How to efficiently find pairs of nodes in a graph that when removed will cause the graph to split?

Question

Consider this simple biconnected graph (graph without articulation points):

import networkx as nx

G = nx.diamond_graph()
nx.draw(G, with_labels=True)

I want to find out what two pairs of nodes when removed from the graph will cause the graph to split. For example removing nodes 1 and 2 from this graph will cause the graph to have 2 components: node 3 and node 0). For this I am removing the combination of nodes one by one and counting the number of components left in the graph.

from itertools import combinations

breaking_combinations = []
combos = combinations(G.nodes(), 2)
for combo in combos:
    G_copy = G.copy()
    init_num_components = nx.number_connected_components(G_copy)
    G_copy.remove_nodes_from(combo)
    num_components_after_combo_removed = nx.number_connected_components(G_copy)
    if num_components_after_combo_removed > init_num_components:
        breaking_combinations.append(combo)

print(breaking_combinations)

The logic works fine and I am getting the expected results: (1, 2) in this example.
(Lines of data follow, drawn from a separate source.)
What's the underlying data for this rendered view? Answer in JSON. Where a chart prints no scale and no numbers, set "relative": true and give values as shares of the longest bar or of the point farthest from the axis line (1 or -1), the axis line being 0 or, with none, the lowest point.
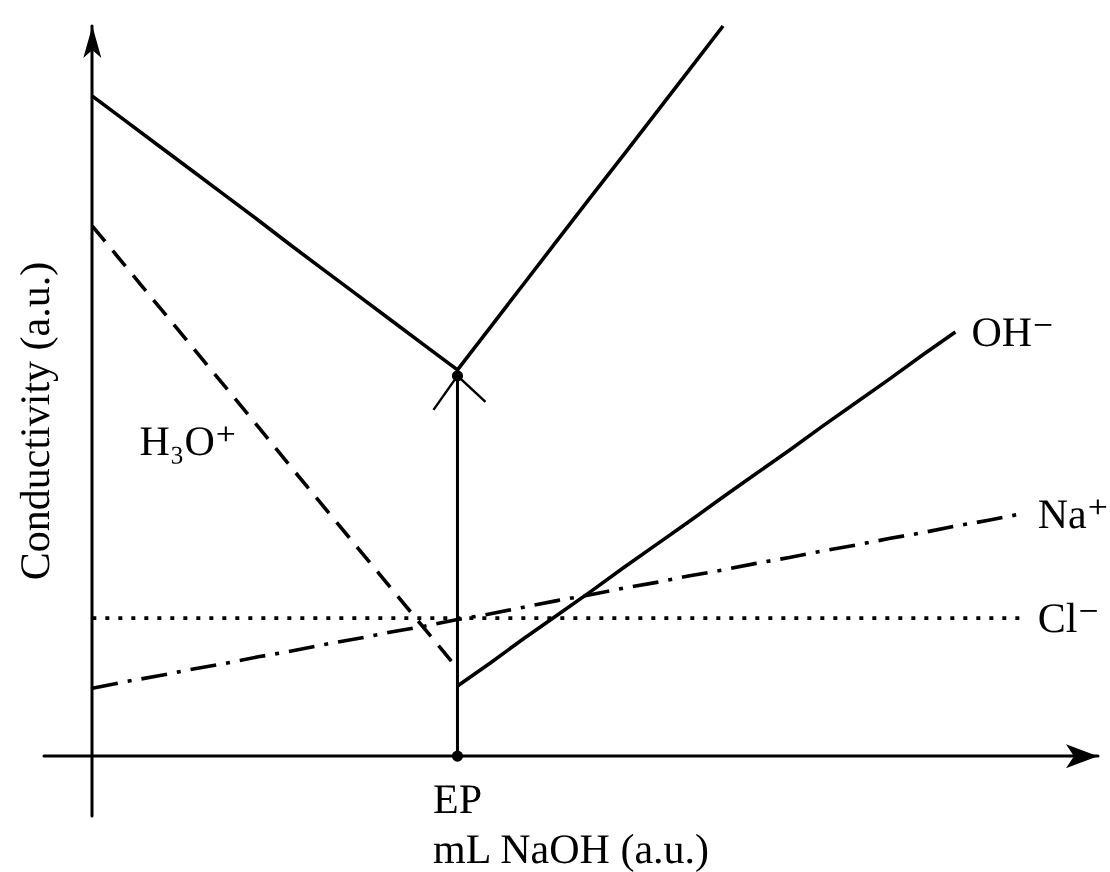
{
  "chart_data": {
    "type": "line",
    "relative": true,
    "xlabel": "mL NaOH (a.u.)",
    "ylabel": "Conductivity (a.u.)",
    "marker": "none",
    "annotations": [
      "EP"
    ],
    "categories": [
      null,
      null,
      null,
      null,
      null,
      null,
      null,
      null,
      null,
      null,
      null,
      null,
      null,
      null,
      null,
      null,
      null,
      null,
      null,
      null,
      null,
      null,
      null,
      null,
      null,
      null,
      null,
      null,
      null
    ],
    "series": [
      {
        "color": "#000000",
        "line_style": "solid",
        "values": [
          0.904,
          0.87,
          0.836,
          0.802,
          0.768,
          0.734,
          0.699,
          0.665,
          0.631,
          0.597,
          0.563,
          0.529,
          0.588,
          0.647,
          0.706,
          0.765,
          0.823,
          0.882,
          0.941,
          1.0,
          null,
          null,
          null,
          null,
          null,
          null,
          null,
          null,
          null
        ]
      },
      {
        "name": "H₃O⁺",
        "color": "#000000",
        "line_style": "dashed",
        "values": [
          0.726,
          0.671,
          0.616,
          0.561,
          0.506,
          0.451,
          0.395,
          0.34,
          0.285,
          0.23,
          0.175,
          0.12,
          null,
          null,
          null,
          null,
          null,
          null,
          null,
          null,
          null,
          null,
          null,
          null,
          null,
          null,
          null,
          null,
          null
        ]
      },
      {
        "name": "OH⁻",
        "color": "#000000",
        "line_style": "solid",
        "values": [
          null,
          null,
          null,
          null,
          null,
          null,
          null,
          null,
          null,
          null,
          null,
          0.096,
          0.128,
          0.161,
          0.193,
          0.225,
          0.258,
          0.29,
          0.322,
          0.355,
          0.387,
          0.419,
          0.452,
          0.484,
          0.516,
          0.549,
          0.581,
          null,
          null
        ]
      },
      {
        "name": "Na⁺",
        "color": "#000000",
        "line_style": "dashdot",
        "values": [
          0.093,
          0.102,
          0.11,
          0.119,
          0.127,
          0.136,
          0.144,
          0.153,
          0.161,
          0.17,
          0.178,
          0.187,
          0.195,
          0.204,
          0.213,
          0.221,
          0.23,
          0.238,
          0.247,
          0.255,
          0.264,
          0.272,
          0.281,
          0.289,
          0.298,
          0.306,
          0.315,
          0.323,
          0.332
        ]
      },
      {
        "name": "Cl⁻",
        "color": "#000000",
        "line_style": "dotted",
        "values": [
          0.189,
          0.189,
          0.189,
          0.189,
          0.189,
          0.189,
          0.189,
          0.189,
          0.189,
          0.189,
          0.189,
          0.189,
          0.189,
          0.189,
          0.189,
          0.189,
          0.189,
          0.189,
          0.189,
          0.189,
          0.189,
          0.189,
          0.189,
          0.189,
          0.189,
          0.189,
          0.189,
          0.189,
          0.189
        ]
      }
    ]
  }
}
But this process is so slow on big graphs (~10,000 nodes) that it takes forever to find all combinations in the graph.

My question is: is there an efficient alternate approach I can use to achieve the same results - perhaps by using in-built networkx algorithms?

Answer 1

To expand on my comment above:

import networkx as nx

G = nx.diamond_graph()

solutions = []
for removed_node in G:
    H = G.subgraph([node for node in G if node != removed_node]) # subgraph views are much faster to initialize than copies
    solutions.extend([(removed_node, node) for node in nx.articulation_points(H)])
print(solutions)
# (1, 2), (2, 1)

Edit

I also did a little bit of testing. The results are encouraging.

import networkx as nx

from itertools import combinations


def find_articulation_pairs(G):
    solutions = []
    for removed_node in G:
        H = G.subgraph([node for node in G if node != removed_node]) # subgraph views are much faster to initialize than copies
        solutions.extend([(removed_node, node) for node in nx.articulation_points(H)])
    return solutions


def find_articulation_pairs_baseline(G):
    # the original approach with minor improvements
    total_components = nx.number_connected_components(G) # no need to compute this number on each iteration
    solutions = []
    for removed_nodes in combinations(G, 2):
        H = G.subgraph([node for node in G if node not in removed_nodes])
        if nx.number_connected_components(H) > total_components:
            solutions.append(removed_nodes)
    return solutions


def test_correctness():
    G = nx.diamond_graph()
    print(find_articulation_pairs(G))
    print(find_articulation_pairs_baseline(G))


def test_running_time():
    import time

    # large random graph
    G = nx.erdos_renyi_graph(100, 0.1)

    # largest biconnected subgraph
    H = G.subgraph(max(nx.biconnected_components(G), key=len))

    tic = time.time()
    _ = find_articulation_pairs(H)
    toc = time.time()
    _ = find_articulation_pairs_baseline(H)
    tac = time.time()

    print(f"Baseline time: {tac-toc:.2f}")
    print(f"Improved time: {toc-tic:.2f}")


if __name__ == "__main__":

    test_correctness()
    test_running_time()

Running the script results in the following output:

[(1, 2), (2, 1)]
[(1, 2)]
Baseline time: 14.72
Improved time: 0.44

Edit #2

Both approaches are trivial to parallelize, so depending on the number of available cores, there is another speed-up of factor 4-12 to achieve.

Some back of the envelope calculations suggest that for 10k nodes, the running time of my improved approach (on my machine without parallelization) would still be around 2 days, so such parallelization is probably not optional but a must.